Integrating experienced team members focused in capital markets, internet technology, mortgage acquisition and portfolio management, with a fully-integrated business model and a servicer built from scratch, The Winter Group (TWG) has managed to securitize 16 home equity ABS deals this year alone. Additionally, its underwriting unit, Terwin Capital, has acted as lead manager on 13 of the transactions priced this year and has landed four third-party co-manager roles.

A residential mortgage company, TWG, also known as Terwin, has a distinctive front-to-back fully integrated platform in which it acquires, securitizes and services residential mortgage loans by leveraging its relationships with a variety of companies.

As of year-end 2003, TWG acquired $3.7 billion of residential mortgage loans, with this year's goal set at $5.3 billion, and plans to hit $6 billion next year, according to CEO and co-founder Richard Winter.

The company securitizes the loans it acquires under the Terwin Mortgage Trust shelf specializing in three core collateral types - closed-end seconds, Alt-B (or low-end Alt-A) and HELOCs. "That's one thing about us - our deals are very consistent," said Winter. "They tend to look and act very similar."

TWG serves as an umbrella for three companies - including Terwin Advisors, which handles the acquisition of mortgages and the purchase of raw loans; Terwin Capital, the company's NASD broker/dealer where all securities are underwritten; Terwin Money Management, a third-party money-management business focusing on intermediate and high-grade credit, asset-backed securities and Specialized Loan Servicing (SLS), the company's servicing platform, specializing in subprime, second lien servicing and loss mitigation.
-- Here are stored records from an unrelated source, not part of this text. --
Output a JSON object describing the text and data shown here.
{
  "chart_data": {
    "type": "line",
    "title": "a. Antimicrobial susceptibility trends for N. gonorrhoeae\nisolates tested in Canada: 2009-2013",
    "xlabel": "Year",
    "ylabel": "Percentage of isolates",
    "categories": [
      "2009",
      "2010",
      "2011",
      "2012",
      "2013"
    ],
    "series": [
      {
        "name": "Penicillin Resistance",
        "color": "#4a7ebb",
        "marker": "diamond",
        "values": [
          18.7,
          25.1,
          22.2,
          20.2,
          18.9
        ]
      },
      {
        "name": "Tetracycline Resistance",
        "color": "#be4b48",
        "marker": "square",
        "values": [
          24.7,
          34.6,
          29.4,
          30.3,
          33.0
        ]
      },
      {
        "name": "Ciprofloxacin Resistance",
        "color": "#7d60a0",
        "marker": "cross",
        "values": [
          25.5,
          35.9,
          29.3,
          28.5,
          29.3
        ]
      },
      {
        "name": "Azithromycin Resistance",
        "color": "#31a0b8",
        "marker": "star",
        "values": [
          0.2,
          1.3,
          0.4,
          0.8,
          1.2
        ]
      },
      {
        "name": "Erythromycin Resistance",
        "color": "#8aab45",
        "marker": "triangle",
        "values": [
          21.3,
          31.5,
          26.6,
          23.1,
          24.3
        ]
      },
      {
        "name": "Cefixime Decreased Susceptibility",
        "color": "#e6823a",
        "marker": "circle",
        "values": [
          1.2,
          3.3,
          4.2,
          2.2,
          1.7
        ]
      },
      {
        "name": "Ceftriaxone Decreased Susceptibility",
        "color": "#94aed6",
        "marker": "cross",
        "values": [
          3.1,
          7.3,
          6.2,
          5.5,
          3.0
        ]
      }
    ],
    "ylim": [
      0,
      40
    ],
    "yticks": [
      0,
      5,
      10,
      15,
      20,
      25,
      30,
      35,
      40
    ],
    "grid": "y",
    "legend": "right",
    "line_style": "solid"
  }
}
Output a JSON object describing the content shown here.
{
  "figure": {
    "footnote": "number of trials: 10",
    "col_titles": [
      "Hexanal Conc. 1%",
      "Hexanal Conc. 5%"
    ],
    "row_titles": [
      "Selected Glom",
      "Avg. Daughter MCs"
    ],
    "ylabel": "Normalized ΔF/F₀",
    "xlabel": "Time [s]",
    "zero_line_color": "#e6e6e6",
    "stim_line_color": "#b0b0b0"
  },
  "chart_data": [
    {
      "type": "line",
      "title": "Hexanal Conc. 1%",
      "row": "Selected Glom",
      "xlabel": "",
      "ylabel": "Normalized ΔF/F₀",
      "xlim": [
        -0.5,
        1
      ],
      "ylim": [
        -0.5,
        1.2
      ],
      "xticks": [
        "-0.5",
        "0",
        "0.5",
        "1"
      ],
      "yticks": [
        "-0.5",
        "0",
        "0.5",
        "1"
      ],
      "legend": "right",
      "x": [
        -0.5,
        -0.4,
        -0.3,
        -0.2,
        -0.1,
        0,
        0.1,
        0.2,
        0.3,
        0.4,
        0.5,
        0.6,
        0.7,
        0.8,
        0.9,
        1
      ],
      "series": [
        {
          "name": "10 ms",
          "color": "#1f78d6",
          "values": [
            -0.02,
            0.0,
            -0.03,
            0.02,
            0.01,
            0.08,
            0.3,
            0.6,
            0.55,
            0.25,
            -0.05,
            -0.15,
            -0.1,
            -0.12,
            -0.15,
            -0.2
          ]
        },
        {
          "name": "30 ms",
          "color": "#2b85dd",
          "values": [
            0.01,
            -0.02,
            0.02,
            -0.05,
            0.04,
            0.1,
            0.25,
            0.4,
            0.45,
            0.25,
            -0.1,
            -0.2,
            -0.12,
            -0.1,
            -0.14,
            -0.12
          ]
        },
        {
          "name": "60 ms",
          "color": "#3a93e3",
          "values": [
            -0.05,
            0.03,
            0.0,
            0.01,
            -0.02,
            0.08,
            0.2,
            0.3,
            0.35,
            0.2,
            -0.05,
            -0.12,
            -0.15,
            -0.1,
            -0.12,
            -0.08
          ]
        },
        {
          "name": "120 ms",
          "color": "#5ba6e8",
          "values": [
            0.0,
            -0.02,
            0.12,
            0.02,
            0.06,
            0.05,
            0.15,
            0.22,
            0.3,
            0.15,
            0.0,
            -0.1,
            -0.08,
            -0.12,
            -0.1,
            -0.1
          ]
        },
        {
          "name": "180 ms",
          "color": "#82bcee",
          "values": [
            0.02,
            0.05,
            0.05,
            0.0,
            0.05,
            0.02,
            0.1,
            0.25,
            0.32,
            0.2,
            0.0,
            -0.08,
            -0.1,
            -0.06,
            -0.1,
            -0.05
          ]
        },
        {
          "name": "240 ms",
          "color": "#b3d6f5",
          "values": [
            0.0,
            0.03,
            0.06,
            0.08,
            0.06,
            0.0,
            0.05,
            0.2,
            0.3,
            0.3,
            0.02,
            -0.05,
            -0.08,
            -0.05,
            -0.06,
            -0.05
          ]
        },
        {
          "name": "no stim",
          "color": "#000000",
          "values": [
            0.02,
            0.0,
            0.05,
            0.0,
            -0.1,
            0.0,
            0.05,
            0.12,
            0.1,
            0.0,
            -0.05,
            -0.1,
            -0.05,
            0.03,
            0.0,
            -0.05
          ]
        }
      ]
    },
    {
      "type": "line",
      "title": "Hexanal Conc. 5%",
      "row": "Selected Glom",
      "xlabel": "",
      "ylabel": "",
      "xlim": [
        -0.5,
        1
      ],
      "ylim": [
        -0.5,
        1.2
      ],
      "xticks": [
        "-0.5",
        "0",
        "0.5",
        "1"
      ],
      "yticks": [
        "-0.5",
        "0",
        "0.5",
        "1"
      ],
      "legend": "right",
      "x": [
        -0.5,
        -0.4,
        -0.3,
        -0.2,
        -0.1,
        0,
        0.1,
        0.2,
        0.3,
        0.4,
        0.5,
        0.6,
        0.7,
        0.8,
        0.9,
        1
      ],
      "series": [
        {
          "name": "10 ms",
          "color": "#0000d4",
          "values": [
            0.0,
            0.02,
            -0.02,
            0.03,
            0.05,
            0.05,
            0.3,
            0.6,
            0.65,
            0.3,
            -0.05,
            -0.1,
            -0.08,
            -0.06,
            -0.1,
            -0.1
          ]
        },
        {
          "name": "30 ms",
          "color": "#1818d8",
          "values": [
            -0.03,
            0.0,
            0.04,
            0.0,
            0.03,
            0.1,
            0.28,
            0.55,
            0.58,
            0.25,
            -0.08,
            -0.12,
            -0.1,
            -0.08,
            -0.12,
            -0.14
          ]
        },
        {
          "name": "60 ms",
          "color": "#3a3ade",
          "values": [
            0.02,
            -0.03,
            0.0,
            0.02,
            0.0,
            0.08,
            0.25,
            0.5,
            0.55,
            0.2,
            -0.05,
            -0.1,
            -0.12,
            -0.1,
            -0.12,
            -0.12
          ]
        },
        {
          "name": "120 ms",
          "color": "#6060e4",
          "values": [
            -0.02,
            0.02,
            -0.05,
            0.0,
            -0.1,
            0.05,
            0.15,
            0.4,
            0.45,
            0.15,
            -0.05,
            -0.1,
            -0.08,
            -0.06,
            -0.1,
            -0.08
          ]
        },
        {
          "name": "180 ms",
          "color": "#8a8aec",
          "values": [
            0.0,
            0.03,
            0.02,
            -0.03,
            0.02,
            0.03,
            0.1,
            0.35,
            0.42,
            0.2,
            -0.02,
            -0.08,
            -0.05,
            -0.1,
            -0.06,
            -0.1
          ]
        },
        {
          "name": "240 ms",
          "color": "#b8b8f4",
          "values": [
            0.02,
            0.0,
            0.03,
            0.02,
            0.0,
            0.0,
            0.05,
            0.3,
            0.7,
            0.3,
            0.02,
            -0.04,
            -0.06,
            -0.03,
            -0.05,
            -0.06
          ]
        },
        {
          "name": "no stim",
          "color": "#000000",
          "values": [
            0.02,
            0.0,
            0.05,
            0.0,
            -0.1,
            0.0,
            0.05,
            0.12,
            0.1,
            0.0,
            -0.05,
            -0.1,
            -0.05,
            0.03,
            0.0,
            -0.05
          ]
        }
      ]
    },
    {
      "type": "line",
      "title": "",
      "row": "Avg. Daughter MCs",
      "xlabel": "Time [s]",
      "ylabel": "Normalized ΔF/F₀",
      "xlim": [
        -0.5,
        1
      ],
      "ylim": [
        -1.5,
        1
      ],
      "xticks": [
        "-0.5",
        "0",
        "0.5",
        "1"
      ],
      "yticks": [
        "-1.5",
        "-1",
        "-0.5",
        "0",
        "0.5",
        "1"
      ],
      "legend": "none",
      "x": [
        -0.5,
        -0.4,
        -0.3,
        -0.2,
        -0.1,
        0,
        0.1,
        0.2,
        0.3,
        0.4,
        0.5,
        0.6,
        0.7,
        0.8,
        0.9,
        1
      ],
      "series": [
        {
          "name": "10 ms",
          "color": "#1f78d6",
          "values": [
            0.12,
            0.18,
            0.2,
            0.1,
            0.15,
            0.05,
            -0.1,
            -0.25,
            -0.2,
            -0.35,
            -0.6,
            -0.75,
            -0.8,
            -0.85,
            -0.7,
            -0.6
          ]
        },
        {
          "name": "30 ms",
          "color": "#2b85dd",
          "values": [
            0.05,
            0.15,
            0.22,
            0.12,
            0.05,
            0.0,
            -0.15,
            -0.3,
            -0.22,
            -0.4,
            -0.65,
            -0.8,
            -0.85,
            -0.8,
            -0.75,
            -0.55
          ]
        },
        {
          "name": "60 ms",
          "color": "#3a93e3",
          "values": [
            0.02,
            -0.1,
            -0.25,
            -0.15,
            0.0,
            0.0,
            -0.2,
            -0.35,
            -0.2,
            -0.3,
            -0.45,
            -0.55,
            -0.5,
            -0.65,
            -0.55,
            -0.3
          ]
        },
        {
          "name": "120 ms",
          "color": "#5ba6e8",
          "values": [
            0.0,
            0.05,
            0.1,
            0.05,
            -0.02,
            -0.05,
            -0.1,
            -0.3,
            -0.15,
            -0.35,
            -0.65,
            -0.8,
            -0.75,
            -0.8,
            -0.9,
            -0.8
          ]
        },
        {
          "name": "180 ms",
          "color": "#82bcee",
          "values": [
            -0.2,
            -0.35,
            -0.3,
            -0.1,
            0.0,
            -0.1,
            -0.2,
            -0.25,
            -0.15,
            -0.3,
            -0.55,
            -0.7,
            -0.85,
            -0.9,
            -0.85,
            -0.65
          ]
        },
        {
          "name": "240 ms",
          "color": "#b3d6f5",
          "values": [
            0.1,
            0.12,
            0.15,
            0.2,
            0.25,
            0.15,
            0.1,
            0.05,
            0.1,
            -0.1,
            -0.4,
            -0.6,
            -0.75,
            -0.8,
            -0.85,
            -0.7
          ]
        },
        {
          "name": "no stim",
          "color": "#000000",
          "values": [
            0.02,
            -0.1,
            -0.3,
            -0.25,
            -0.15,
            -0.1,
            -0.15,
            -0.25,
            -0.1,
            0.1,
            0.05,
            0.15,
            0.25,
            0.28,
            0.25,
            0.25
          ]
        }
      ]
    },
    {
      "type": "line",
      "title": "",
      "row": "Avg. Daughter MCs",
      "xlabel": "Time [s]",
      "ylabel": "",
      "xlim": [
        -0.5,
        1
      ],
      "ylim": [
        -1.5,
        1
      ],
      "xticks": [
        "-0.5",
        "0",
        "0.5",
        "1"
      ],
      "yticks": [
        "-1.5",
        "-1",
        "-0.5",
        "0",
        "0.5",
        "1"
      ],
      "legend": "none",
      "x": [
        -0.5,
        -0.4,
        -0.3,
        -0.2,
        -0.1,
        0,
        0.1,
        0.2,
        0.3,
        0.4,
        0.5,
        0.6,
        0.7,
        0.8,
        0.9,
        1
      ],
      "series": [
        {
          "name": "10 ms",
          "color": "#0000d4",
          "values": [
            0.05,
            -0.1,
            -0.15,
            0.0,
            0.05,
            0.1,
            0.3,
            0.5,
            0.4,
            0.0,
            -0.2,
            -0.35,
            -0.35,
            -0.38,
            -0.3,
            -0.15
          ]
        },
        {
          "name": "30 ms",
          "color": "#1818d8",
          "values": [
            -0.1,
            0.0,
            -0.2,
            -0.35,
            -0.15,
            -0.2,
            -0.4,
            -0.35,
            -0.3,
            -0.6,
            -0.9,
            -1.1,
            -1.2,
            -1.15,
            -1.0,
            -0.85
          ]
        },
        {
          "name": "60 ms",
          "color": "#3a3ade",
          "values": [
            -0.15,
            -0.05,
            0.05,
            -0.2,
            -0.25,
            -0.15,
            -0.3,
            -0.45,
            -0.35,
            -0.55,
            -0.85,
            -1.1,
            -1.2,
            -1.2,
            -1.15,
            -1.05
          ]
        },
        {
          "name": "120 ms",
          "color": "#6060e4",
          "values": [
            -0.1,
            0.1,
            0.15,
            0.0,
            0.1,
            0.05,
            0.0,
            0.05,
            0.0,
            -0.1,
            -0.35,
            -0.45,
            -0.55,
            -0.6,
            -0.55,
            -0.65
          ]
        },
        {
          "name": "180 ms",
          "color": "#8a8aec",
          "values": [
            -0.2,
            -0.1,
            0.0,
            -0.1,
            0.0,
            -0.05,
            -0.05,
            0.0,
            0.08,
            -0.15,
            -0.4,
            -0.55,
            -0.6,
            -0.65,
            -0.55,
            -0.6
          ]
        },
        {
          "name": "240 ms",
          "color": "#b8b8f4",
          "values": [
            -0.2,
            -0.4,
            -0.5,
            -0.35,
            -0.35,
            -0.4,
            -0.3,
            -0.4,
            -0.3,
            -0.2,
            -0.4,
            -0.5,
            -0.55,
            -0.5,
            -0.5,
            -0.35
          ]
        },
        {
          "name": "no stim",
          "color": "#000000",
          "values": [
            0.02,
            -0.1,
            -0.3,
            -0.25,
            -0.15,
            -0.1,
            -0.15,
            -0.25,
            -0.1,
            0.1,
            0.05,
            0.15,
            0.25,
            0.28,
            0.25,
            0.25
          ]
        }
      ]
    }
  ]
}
Through SLS the company aims to create a dedicated servicing operation to service and protect the value of the loans it acquires.

As of August 30, 2004, SLS has serviced over 12,500 mortgage loans with an aggregate unpaid principal of approximately $2.1 billion and has plans to have SLS service all of its loan acquisitions in the future, including the loans it retains in its portfolio, according to corporate information. Together, these companies function as separate units of TWG, totaling about 65 employees.

"Our core business model is the idea of being fully integrated, gaining as much of the efficiency as possible from that end and being able to offer our securities at more attractive levels," said Winter. "Another key aspect about our company is that we have a servicer to ensure performance." In addition, the company utilizes the Internet to purchase some of its loans, offering a lower cost basis and therefore the ability to offer securities at more attractive levels, Winter added.

Founded in September 2002, by a group of 10 individuals that had previously comprised an industry leading investment-banking team from 1995 to 1999 at Donaldson, Lufkin & Jenrette and subsequently Credit Suisse First Boston, Winter tapped Thomas Guba to serve as president of the firm.

TWG's leading strategic relationship is with Merrill Lynch, which serves at TWG's primary liquidity provider, offering the company both warehouse financing and term debt. In addition, Merrill has led approximately one-third of Terwin's term securitizations (see chart).

TWG's second-leading strategic partnership is with GreenPoint Financial, as The Winter Group's number one collateral source, totaling 28% of its loan acquisitions. Also, TWG holds loans originated from 45 different correspondent lenders, added Winter.

To date the company has issued 26 mortgage related ABS deals and this January made its debut as an underwriter. Terwin has since acted as co-manager on three more HELOC ABS issued by GreenPoint, backing up bookrunner Wachovia Securities.

Most recently, Terwin was co-manager on GreenPoint's Wachovia-led $211 million series 2004-4 HELOC transaction, which priced Aug. 24. The single-tranche Ambac-wrapped deal, with an average life of 2.42 years, priced at 28 basis points over one-month Libor.

Apart from having its headquarters in New York, the company also has offices in Los Angeles, and San Francisco, with a sales office in the Washington D.C., area. Pat Doyle, partner at the firm, heads the San Francisco office.